Poi rimase seduto lí con il binocolo in mano a guardare la luce cinerea del giorno che si rapprendeva sopra la terra. Sapeva solo che il bambino era la sua garanzia. Disse: Se non è lui il verbo di Dio allora Dio non ha mai parlato.

Un libro post-apocalittico, La strada, in cui il mondo conosciuto viene raccontato dopo la fine del mondo. Un evento, non compiutamente esplicitato – si potrebbe desumere, un collasso ecologico – ha trasformato il pianeta e la civiltà abitata dagli uomini in uno spazio indefinito e desolato, agonizzante e in attesa di essere fatto suo dalla morte.

La strada è anche la via seguita da due individui, un uomo e un bambino, in viaggio e alla ricerca di una indefinita salvezza che ha come obiettivo il mare. Ed è la strada lo spazio fisico che permette al lettore di addentrarsi nel giorno dopo l’apocalisse e, per questa via, nel libro. I nostri sensi precipitano in questa Terra percorsa da incendi che avvampano improvvisi. Dove i corsi d’acqua e i boschi – ormai morti e privi di vita – sono impregnati della cenere depositata dal vento. Il sole è un pallido riflesso oscurato dalle nubi che ricoprono l’orizzonte. I resti delle città e delle abitazioni sono spettrali edifici in sottofondo, depredate, saccheggiate, da bande di uomini allo sbando, simili a branchi di animali selvatici, spietati nel procacciarsi di che sopravvivere.

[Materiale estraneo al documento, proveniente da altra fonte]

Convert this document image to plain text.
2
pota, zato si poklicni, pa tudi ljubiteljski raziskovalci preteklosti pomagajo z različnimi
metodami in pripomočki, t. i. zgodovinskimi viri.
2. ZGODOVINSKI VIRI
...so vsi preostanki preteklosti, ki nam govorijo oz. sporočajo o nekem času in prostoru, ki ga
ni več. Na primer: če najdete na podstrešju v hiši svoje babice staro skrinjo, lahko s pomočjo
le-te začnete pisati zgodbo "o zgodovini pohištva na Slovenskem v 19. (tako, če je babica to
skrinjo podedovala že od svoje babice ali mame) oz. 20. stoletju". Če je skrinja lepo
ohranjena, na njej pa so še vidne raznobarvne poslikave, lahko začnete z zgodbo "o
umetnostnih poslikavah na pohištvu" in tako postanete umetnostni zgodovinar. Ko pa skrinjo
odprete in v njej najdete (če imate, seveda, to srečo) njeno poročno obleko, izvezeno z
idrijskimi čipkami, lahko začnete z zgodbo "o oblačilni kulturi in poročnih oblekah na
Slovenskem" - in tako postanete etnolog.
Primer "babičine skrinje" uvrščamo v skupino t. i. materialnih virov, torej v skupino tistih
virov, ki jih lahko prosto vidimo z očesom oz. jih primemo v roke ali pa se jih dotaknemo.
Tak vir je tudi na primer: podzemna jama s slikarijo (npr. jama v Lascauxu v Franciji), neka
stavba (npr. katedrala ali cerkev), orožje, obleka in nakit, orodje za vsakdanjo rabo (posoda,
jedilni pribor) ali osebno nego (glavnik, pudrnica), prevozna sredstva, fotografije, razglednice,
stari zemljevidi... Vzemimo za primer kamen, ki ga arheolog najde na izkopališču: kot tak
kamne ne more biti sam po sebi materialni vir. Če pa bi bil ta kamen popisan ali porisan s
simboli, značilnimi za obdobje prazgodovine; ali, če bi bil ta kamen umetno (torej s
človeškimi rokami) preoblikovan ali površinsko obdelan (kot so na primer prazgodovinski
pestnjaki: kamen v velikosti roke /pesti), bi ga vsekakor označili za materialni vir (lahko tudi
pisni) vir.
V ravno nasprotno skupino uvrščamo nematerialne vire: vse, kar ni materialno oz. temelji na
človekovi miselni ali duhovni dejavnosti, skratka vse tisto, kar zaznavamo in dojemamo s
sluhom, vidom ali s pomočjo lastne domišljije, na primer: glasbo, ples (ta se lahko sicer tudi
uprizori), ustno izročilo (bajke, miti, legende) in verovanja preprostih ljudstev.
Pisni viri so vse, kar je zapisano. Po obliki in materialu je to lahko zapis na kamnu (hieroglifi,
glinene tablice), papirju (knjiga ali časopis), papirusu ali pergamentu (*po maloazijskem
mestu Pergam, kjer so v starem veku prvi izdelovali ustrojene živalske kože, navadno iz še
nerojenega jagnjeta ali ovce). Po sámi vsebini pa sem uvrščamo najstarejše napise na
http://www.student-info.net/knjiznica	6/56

Non si può fuggire alla crudezza del racconto di McCarthy, la sua voce non fa sconti. Non c’è riparo possibile né tregua. L’orrore non concede speranza. In questo, si è accomunati ai due protagonisti. Resistere, pagina dopo pagina, è la sola possibilità. Null’altro.

Eppure, in un mondo dove l’unica Legge è l’assenza della Legge, dove lo spirito e la trascendenza sono banditi dall’orizzonte degli uomini – il mondo senza Dio – la speranza di una possibile salvezza si incarna in un bambino, accudito da un uomo – suo padre – nel pellegrinaggio verso il mare che i due compiranno in quella che pare una laica via crucis. Asciutto nella scrittura, in questo nel solco dei grandi narratori americani, McCarthy rivela la funzione salvifica del figlio. In lui è la speranza, lui che chiede conferma all’uomo di essere tra i buoni – siamo i buoni perché portiamo il fuoco -. Il bambino che, a differenza dell’uomo, nel suo sguardo verso gli altri esseri umani riconosce, pur nell’orrore, l’Altro come parte di sé.

Non tocca a te preoccuparti di tutto. Il bambino disse qualcosa che l’uomo non capì. Cosa?, disse. Il bambino alzò gli occhi, il viso sporco e bagnato. Sí, invece, disse. Tocca a me.

Il padre, in questo, ha il compito di preservare e garantire la sopravvivenza della speranza, del bambino, del Bene. E nel romanzo il figlio è l’incarnazione del Bene che sopravvive, è la speranza che rimane in vita a dispetto della fine del mondo in cui i due protagonisti vagano come spettri.

– Ma chi lo troverà se si è perso? Chi lo troverà, quel bambino? Lo troverà la bontà. È sempre stato cosí. E lo sarà ancora.

La strada è un libro biblico, impregnato di rimandi e simboli della Sacra Scrittura, ed è un romanzo di un uomo e di suo figlio, non per caso entrambi spogliati del nome. Racchiudono, in questo, tutti i padri e tutti i figli dell’umanità, quelli che sono stati e quelli che verranno. Come bene ha ricordato lo psicoanalista Massimo Recalcati

Se la mano del padre custodisce la vita del figlio, è solo la vita del figlio che dà senso al viaggio del padre.